En prison dans les mains d'une jeune bergère,
Un grillon s'écriait, en s'éloignant des champs
Qu'il habitait depuis qu'il voyait la lumière :
Hélas ! je ne vis qu'un printemps !
Voulez-vous abréger ma vie ?
Ayez pitié d'un malheureux grillon !
Laissez-le vivre en sa patrie !
Son monde est un petit sillon.
Reine de l'univers, que votre cœur sensible
Pour moi ne soit pas inflexible !
Quand vous viendrez dans mon vallon,
Je vous chanterai ma chanson ;
Cédez ! cédez à ma prière !
—Tu vivras, lui dit la bergère ;
Tu seras, comme aux champs, nourri de vert gazon :
(Que son berger Zircis est aimé la prison !

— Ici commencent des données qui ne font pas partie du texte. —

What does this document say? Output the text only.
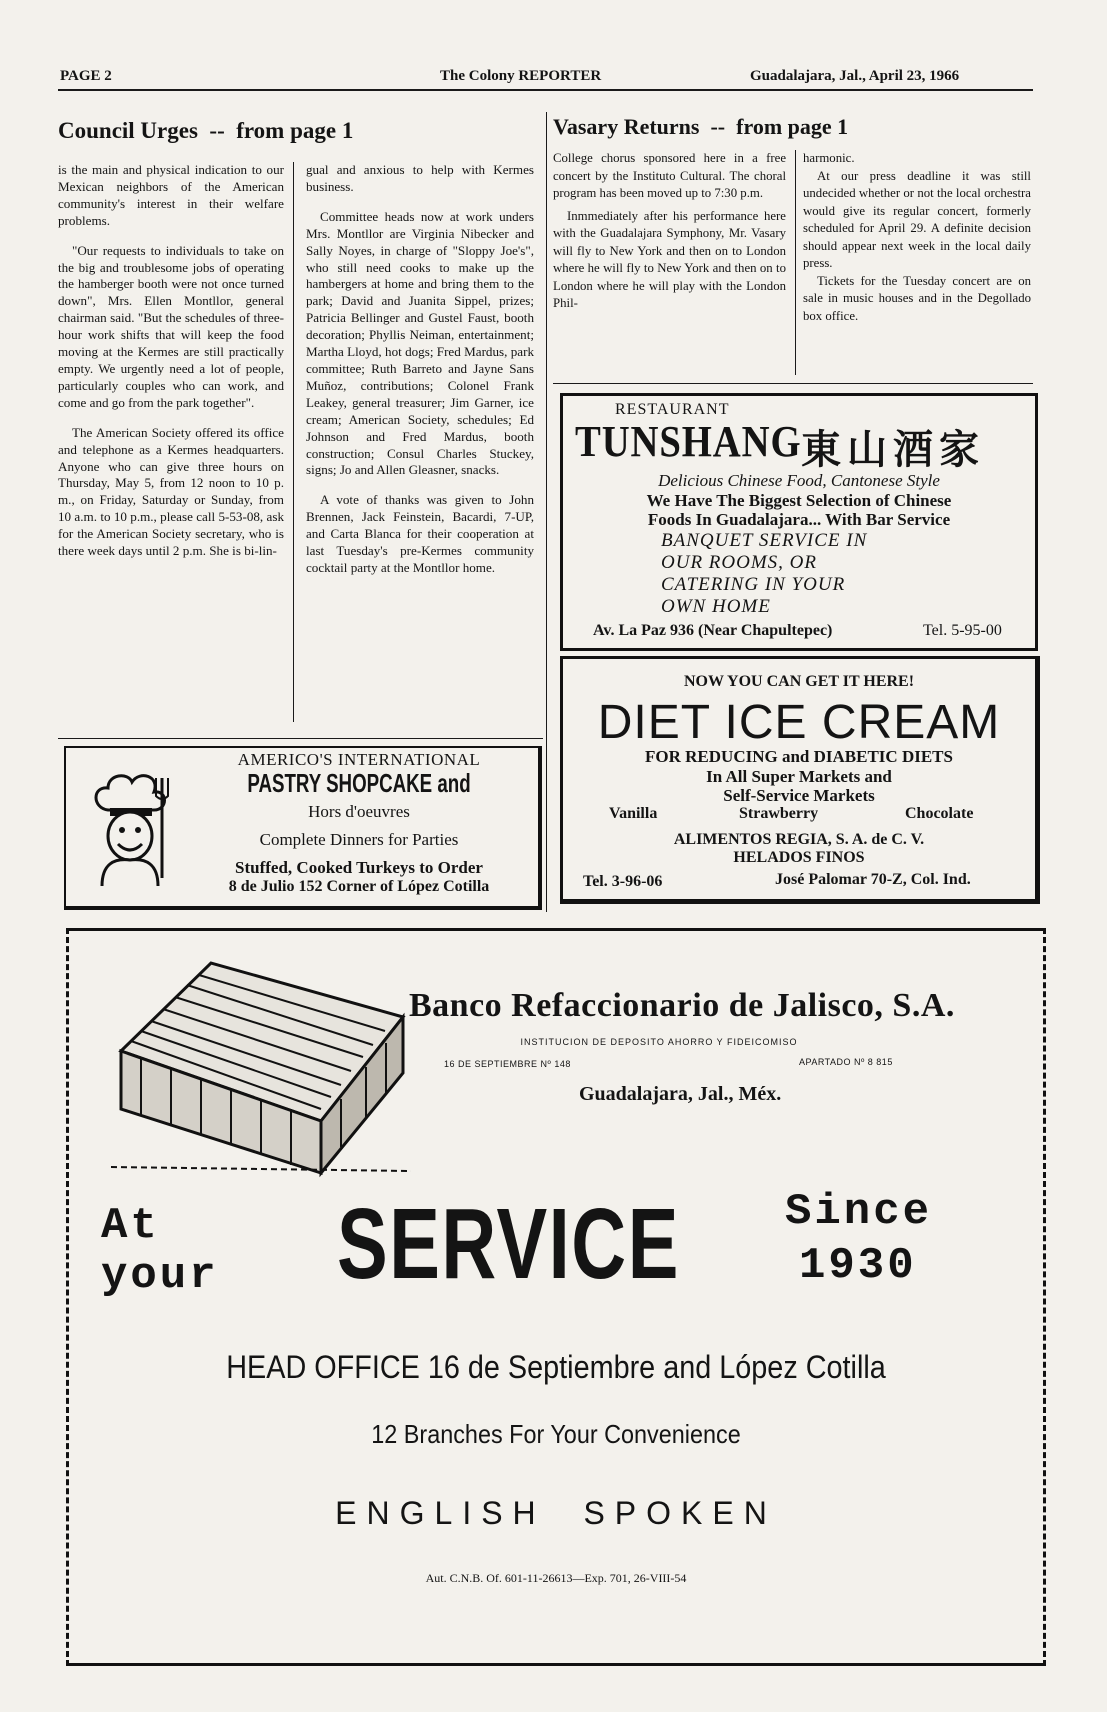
PAGE 2	The Colony REPORTER	Guadalajara, Jal., April 23, 1966
Council Urges  --  from page 1

is the main and physical indication to our Mexican neighbors of the American community's interest in their welfare problems.

"Our requests to individuals to take on the big and troublesome jobs of operating the hamberger booth were not once turned down", Mrs. Ellen Montllor, general chairman said. "But the schedules of three-hour work shifts that will keep the food moving at the Kermes are still practically empty. We urgently need a lot of people, particularly couples who can work, and come and go from the park together".

The American Society offered its office and telephone as a Kermes headquarters. Anyone who can give three hours on Thursday, May 5, from 12 noon to 10 p. m., on Friday, Saturday or Sunday, from 10 a.m. to 10 p.m., please call 5-53-08, ask for the American Society secretary, who is there week days until 2 p.m. She is bi-lin-

gual and anxious to help with Kermes business.

Committee heads now at work unders Mrs. Montllor are Virginia Nibecker and Sally Noyes, in charge of "Sloppy Joe's", who still need cooks to make up the hambergers at home and bring them to the park; David and Juanita Sippel, prizes; Patricia Bellinger and Gustel Faust, booth decoration; Phyllis Neiman, entertainment; Martha Lloyd, hot dogs; Fred Mardus, park committee; Ruth Barreto and Jayne Sans Muñoz, contributions; Colonel Frank Leakey, general treasurer; Jim Garner, ice cream; American Society, schedules; Ed Johnson and Fred Mardus, booth construction; Consul Charles Stuckey, signs; Jo and Allen Gleasner, snacks.

A vote of thanks was given to John Brennen, Jack Feinstein, Bacardi, 7-UP, and Carta Blanca for their cooperation at last Tuesday's pre-Kermes community cocktail party at the Montllor home.

Vasary Returns  --  from page 1

College chorus sponsored here in a free concert by the Instituto Cultural. The choral program has been moved up to 7:30 p.m.

Inmmediately after his performance here with the Guadalajara Symphony, Mr. Vasary will fly to New York and then on to London where he will fly to New York and then on to London where he will play with the London Phil-

harmonic.

At our press deadline it was still undecided whether or not the local orchestra would give its regular concert, formerly scheduled for April 29. A definite decision should appear next week in the local daily press.

Tickets for the Tuesday concert are on sale in music houses and in the Degollado box office.

RESTAURANT
TUNSHANG 東山酒家
Delicious Chinese Food, Cantonese Style
We Have The Biggest Selection of Chinese
Foods In Guadalajara... With Bar Service
BANQUET SERVICE IN
OUR ROOMS, OR
CATERING IN YOUR
OWN HOME
Av. La Paz 936 (Near Chapultepec)	Tel. 5-95-00
NOW YOU CAN GET IT HERE!
DIET ICE CREAM
FOR REDUCING and DIABETIC DIETS
In All Super Markets and
Self-Service Markets
Vanilla	Strawberry	Chocolate
ALIMENTOS REGIA, S. A. de C. V.
HELADOS FINOS
Tel. 3-96-06	José Palomar 70-Z, Col. Ind.
AMERICO'S INTERNATIONAL
PASTRY SHOPCAKE and
Hors d'oeuvres
Complete Dinners for Parties
Stuffed, Cooked Turkeys to Order
8 de Julio 152 Corner of López Cotilla
Banco Refaccionario de Jalisco, S.A.
INSTITUCION DE DEPOSITO AHORRO Y FIDEICOMISO
16 DE SEPTIEMBRE Nº 148	APARTADO Nº 8 815
Guadalajara, Jal., Méx.
At
your SERVICE Since
1930
HEAD OFFICE 16 de Septiembre and López Cotilla
12 Branches For Your Convenience
ENGLISH  SPOKEN
Aut. C.N.B. Of. 601-11-26613—Exp. 701, 26-VIII-54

Que de larcins il est fait à la belle !)
Tu chanteras dans ma maison.
— Chanter ! lui repart le grillon ;
Peut-on voir reverdir la moisson ?
Philis ne répond point: c'est injure pour elles.
D'un pas léger elle suit son chemin.
Grillon tourne et retourne en sa charmante main.
Pour lui c'est une main cruelle:
Il cédé enfin a son petit démon ;
Mord par-ci, mord par-là, la fragile prison.
Poussant un cri, la timide bergère
Ouvre ses mains ; grillon fait un bond sur la terre
Le drôle, par ce tour, rejoint sa liberté.
Zircis n'a jamais eu pareille cruauté.
La rigueur bien souvent fait plus que la prière.